“Roma” is a Mexican film that got 10 nominations in this year’s Oscar awards. There was strong speculation it would bag the best film award; in the end, it did win the best film but in the foreign category. It also won Alfonso Cuarón awards for best cinematography and best director.
I saw the film some weeks back on Netflix and did a quick second browse after it won Oscars. Both times, if it had not been for the Spanish audio, I felt I was watching a film about the Philippines.
“Roma” focuses on the life of Cleo, a domestic helper working for a middle-class Mexican family in the Colonia Roma district of Mexico City. Early in the film, the camera zooms into a car license plate registered for 1970-1971, and I could guess the film would have, as a backdrop, the turbulence found at that time throughout the world, including Mexico and the Philippines.
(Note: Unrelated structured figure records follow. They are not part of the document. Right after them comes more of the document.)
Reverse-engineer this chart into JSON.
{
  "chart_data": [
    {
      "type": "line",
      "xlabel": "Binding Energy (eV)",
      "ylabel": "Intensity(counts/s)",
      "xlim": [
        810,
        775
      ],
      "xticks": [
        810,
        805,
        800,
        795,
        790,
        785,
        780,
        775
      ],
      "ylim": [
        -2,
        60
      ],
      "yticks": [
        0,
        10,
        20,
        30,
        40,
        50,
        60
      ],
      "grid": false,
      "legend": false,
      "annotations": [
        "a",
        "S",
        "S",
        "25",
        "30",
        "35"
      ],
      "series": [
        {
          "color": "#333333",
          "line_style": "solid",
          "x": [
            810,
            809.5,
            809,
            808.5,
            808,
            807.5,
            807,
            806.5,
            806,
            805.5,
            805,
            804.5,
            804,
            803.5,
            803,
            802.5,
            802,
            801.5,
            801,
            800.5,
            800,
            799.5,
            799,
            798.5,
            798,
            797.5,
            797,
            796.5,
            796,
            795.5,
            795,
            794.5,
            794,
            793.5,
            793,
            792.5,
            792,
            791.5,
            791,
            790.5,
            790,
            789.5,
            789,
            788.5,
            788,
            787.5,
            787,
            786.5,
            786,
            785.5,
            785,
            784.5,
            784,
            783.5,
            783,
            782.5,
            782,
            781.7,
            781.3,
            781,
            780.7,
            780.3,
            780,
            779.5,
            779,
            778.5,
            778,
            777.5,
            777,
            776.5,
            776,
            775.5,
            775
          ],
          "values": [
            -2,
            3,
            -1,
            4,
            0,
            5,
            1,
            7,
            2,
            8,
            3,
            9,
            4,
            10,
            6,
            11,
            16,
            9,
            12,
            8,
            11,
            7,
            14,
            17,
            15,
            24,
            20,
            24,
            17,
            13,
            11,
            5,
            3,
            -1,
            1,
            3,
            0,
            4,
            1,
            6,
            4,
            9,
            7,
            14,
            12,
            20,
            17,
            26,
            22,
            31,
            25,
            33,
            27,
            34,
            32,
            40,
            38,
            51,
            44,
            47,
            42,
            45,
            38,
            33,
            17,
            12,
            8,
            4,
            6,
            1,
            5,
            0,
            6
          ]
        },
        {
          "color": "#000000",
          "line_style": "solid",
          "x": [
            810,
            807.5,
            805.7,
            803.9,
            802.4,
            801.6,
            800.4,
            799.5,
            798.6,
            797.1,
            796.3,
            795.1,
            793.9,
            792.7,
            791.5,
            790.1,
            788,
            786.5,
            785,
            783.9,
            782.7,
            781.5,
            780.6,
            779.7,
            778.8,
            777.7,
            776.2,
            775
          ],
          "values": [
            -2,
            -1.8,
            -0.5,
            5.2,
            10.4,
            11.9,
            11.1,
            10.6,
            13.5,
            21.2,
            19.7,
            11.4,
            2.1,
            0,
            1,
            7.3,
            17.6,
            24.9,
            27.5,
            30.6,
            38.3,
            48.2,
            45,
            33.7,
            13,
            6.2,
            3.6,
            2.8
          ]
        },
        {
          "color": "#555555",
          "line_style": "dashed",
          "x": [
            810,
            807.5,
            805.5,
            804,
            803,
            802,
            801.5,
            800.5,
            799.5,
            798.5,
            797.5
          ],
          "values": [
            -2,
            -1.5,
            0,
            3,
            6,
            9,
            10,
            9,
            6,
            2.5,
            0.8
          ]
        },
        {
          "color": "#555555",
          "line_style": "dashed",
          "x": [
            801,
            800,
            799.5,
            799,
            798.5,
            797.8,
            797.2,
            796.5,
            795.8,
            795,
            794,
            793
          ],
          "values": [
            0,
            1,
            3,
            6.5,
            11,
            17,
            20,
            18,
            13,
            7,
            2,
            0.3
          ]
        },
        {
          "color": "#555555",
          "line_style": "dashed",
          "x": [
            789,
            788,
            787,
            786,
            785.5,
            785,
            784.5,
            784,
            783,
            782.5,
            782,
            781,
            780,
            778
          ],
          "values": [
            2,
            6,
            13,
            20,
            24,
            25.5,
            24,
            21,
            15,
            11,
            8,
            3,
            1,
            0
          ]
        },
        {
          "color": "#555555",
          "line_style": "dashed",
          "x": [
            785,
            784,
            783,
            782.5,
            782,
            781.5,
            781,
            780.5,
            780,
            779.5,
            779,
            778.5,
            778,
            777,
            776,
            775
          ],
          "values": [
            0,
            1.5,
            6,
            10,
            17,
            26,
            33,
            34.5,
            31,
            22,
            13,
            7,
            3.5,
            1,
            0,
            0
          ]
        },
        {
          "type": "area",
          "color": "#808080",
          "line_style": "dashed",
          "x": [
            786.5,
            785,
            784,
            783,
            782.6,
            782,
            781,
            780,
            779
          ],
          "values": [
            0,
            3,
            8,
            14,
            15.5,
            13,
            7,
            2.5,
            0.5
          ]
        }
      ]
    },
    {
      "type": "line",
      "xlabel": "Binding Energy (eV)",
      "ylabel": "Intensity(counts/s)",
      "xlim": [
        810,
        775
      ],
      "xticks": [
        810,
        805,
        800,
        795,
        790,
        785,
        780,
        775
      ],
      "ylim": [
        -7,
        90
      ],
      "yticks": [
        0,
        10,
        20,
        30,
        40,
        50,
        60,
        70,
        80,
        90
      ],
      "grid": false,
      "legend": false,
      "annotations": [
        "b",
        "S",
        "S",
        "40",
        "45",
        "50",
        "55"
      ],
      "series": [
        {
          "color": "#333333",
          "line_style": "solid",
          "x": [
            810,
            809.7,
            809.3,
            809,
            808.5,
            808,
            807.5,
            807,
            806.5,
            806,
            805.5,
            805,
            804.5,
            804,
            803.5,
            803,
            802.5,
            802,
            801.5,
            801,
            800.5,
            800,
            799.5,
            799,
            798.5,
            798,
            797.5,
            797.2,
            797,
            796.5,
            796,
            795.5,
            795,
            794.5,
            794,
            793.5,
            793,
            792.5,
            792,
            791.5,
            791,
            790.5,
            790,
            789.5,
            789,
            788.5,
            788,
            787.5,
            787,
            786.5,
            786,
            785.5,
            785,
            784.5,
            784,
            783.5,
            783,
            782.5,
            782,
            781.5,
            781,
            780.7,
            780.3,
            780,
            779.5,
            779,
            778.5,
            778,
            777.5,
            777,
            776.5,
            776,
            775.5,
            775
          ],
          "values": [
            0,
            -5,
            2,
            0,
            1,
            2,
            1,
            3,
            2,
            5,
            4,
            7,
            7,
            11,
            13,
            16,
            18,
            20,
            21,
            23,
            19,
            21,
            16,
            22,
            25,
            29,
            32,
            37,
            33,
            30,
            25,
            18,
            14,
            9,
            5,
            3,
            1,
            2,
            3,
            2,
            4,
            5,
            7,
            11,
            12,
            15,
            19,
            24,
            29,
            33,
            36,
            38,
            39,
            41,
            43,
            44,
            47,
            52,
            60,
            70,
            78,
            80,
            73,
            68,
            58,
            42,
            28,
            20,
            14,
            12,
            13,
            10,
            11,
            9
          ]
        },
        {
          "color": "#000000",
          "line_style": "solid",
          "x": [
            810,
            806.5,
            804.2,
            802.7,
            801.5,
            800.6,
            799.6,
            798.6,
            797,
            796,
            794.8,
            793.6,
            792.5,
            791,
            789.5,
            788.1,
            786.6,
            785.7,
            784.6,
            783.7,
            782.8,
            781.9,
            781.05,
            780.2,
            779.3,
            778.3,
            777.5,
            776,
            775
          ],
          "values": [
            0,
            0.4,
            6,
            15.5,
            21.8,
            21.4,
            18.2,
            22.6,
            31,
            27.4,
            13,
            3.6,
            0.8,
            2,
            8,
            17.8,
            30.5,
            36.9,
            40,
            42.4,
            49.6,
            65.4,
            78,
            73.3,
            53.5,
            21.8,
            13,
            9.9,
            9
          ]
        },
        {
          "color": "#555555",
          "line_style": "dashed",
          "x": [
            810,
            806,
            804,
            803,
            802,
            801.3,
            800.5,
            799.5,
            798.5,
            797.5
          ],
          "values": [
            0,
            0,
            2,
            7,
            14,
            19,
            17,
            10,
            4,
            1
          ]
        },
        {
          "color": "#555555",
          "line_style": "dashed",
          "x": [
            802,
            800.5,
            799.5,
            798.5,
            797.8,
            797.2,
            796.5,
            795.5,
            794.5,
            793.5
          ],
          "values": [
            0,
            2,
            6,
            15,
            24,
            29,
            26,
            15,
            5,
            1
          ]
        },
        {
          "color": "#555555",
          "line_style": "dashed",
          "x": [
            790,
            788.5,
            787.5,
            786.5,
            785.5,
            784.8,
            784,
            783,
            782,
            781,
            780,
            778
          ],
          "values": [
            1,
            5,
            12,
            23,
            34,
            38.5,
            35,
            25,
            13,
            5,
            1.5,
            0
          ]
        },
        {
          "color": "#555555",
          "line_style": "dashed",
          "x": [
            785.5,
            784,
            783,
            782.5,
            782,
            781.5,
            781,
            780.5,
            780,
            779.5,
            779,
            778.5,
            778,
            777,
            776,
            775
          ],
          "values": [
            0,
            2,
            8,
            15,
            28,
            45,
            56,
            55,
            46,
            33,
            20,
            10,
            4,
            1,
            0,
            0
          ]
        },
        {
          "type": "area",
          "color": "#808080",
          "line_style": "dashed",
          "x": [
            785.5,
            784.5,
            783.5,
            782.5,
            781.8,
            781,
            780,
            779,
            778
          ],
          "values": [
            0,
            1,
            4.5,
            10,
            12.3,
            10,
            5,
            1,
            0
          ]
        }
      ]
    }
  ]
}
The film is political, but not preachy. It’s storytelling at its finest, no slogans, no platitudes.
The film is semiautobiographical. In an interview with the entertainment magazine Variety, director Cuarón describes his motivations: “[Jorge Luis] Borges talks about how memory is an opaque, shattered memory, but I see it more as a crack in the wall. The crack is whatever pain happened in the past. We tend to put several coats of paint over it, trying to cover that crack. But it’s still there.”
Cuarón has directed many other award-winning films, like “Gravity” (an Oscar for best director in 2013), “Y tu Mama Tambien” and “Harry Potter and the Prisoner of Azkaban.” But for “Roma,” he also did his own cinematography and chose black-and-white photography, which captures his memories even more vividly.
The scenes are stark in portraying Cleo’s life. There’s the clothesline with a long row of clothes that were hand-washed; this was, after all, in the prewashing-machine era.
There’s the employer’s car arriving, his car honked several times and with urgency, as people do in the Philippines, practically shouting out, what’s taking you so long?
There’s Cleo telling the dog he needs a bath, and her cleaning the driveway of dog poo. Yes, as in the Philippines, the employer never tires of complaining about unpicked dog poo.
Generally, Cleo’s family is kind and gracious, as many of us are in the Philippines, but the class differences keep emerging—for example, her cramped quarters up on the roof, and her being constantly at their beck and call.
Her employers, especially the grandmother, do go out of their way for her when she becomes pregnant — and is abandoned. (Again, doesn’t that sound familiar?) The grandmother takes her to a department store to look for baby stuff, and they are caught in the middle of a violent encounter where armed paramilitary forces storm into the department store, chasing after and shooting protesters. Cleo is shocked to see her former boyfriend is one of the armed men.
That scene was based on the Halconazo massacre, a real-life event that happened on June 10, 1971. The civil unrest is important. Both the Philippines and Mexico went through an economic boom in the late 1950s into part of the 1960s, but economic inequities remained, leading to widespread civil unrest. In the Philippines, we saw a backlash against the unrest: martial law.
Through thick and thin, Cleo is loyal to her employers, and I won’t let you know to what extent, because that would be a spoiler.
“Roma” is powerful in the way it weaves together several stories — of Cleo, of her employer family, even of Mexico. For Filipinos especially, there is much to identify with. Remember last year when Filipino-American writer Alex Tizon confessed, in an article in The Atlantic, how his family kept a Filipino woman as their domestic worker for several years without a salary? That led to much soul-searching here in the Philippines.
One more important backstory: “Roma” marks the acting debut of actress Yalitza Aparicio, who portrays Cleo. Aparicio was nominated for a best actress Oscar. Her parents were both indigenous people, and her mother was a domestic helper, too.
Watch “Roma” for its cinematography and its superb acting, but don’t forget the real-life stories behind the story, including how we still separate our personal lives from the political.
I hope “Roma” inspires our own filmmakers, whether scriptwriters, actors, directors, even sound editors and set and production designers (imagine restaging the riots), to roll out films based on historical memories. Film is a powerful medium that can make it easier for us to bring back historical memories and, more importantly, to heal their many recurring pains.